Carla Santos
Associate Professor
Recreation, Sport and Tourism
Tourism is big business. According to the United Nations World Tourism Organization, there were 940 million international tourist arrivals
in 2010, a nearly seven percent increase over 2009. The UNWTO further observes that tourism is one of the main sources of foreign exchange income
for developing nations, where it also creates opportunities for employment and development. Tourism, however, is more than the sum of travelers
and economic impact; there are also social and cultural implications.

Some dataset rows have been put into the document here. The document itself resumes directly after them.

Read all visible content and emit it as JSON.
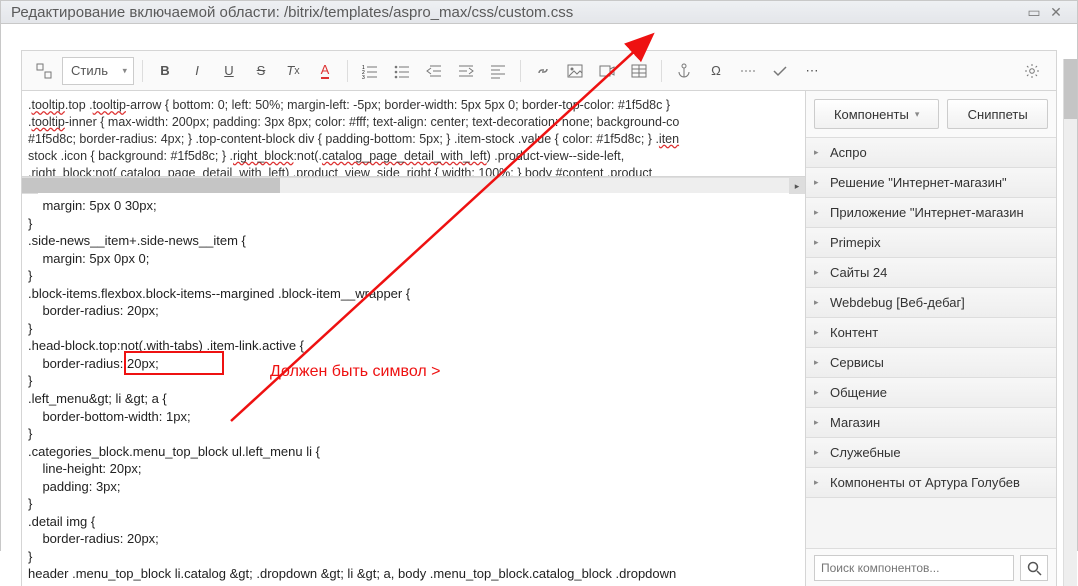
{
  "window": {
    "title": "Редактирование включаемой области: /bitrix/templates/aspro_max/css/custom.css"
  },
  "toolbar": {
    "style_label": "Стиль"
  },
  "css_top_lines": [
    ".tooltip.top .tooltip-arrow { bottom: 0; left: 50%; margin-left: -5px; border-width: 5px 5px 0; border-top-color: #1f5d8c }",
    ".tooltip-inner { max-width: 200px; padding: 3px 8px; color: #fff; text-align: center; text-decoration: none; background-co",
    "#1f5d8c; border-radius: 4px; } .top-content-block div { padding-bottom: 5px; } .item-stock .value { color: #1f5d8c; } .iten",
    "stock .icon { background: #1f5d8c; } .right_block:not(.catalog_page_detail_with_left) .product-view--side-left,",
    ".right_block:not( catalog_page_detail_with_left) .product_view_side_right { width: 100%; } body #content .product"
  ],
  "code_lines": [
    "    margin: 5px 0 30px;",
    "}",
    ".side-news__item+.side-news__item {",
    "    margin: 5px 0px 0;",
    "}",
    ".block-items.flexbox.block-items--margined .block-item__wrapper {",
    "    border-radius: 20px;",
    "}",
    ".head-block.top:not(.with-tabs) .item-link.active {",
    "    border-radius: 20px;",
    "}",
    ".left_menu&gt; li &gt; a {",
    "    border-bottom-width: 1px;",
    "}",
    ".categories_block.menu_top_block ul.left_menu li {",
    "    line-height: 20px;",
    "    padding: 3px;",
    "}",
    ".detail img {",
    "    border-radius: 20px;",
    "}",
    "header .menu_top_block li.catalog &gt; .dropdown &gt; li &gt; a, body .menu_top_block.catalog_block .dropdown"
  ],
  "annotation": {
    "text": "Должен быть символ >"
  },
  "side": {
    "components_btn": "Компоненты",
    "snippets_btn": "Сниппеты",
    "items": [
      "Аспро",
      "Решение \"Интернет-магазин\"",
      "Приложение \"Интернет-магазин",
      "Primepix",
      "Сайты 24",
      "Webdebug [Веб-дебаг]",
      "Контент",
      "Сервисы",
      "Общение",
      "Магазин",
      "Служебные",
      "Компоненты от Артура Голубев"
    ],
    "search_placeholder": "Поиск компонентов..."
  }
}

It is these implications that Carla Santos investigates in her research. She is particularly interested in communicative practices related to
tourism, including how people use media to guide their tourist experiences and how a balance is struck between the needs of tourists and those of
the communities they visit. Dr. Santos has investigated the promotion of volunteer tourism, in which travelers combine the desire to travel with
the desire to make a contribution to the community they’re visiting, as well as the use of ethnic neighborhoods to promote tourism. She is currently
investigating the relationship between the way American media portray Brazil as a destination and the socioeconomic realities of Brazil. Once viewed
as an underdeveloped country and a cheap destination, the Brazilian economy has changed significantly. "How do we reframe the existing conversations
about Brazil in mass media and travel writing to reflect Brazil’s economic growth and development" she said. "Have socioeconomic realities become
part of the way we describe Brazil as a tourist destination, and its tourism product?"
Because tourism plays a central role in how we see the world and how we talk about "the other," Dr. Santos' goal is to develop resources for
developing and planning high-quality tourism programs and services that are culturally and socially sustainable. She wants her work to demonstrate
that the needs of both sides of the tourism experience, the traveler and the host, must be and can be addressed and negotiated so that both benefit.
In so doing, she believes, one can acknowledge that tourism is a business while enhancing social justice and well-being of the host community.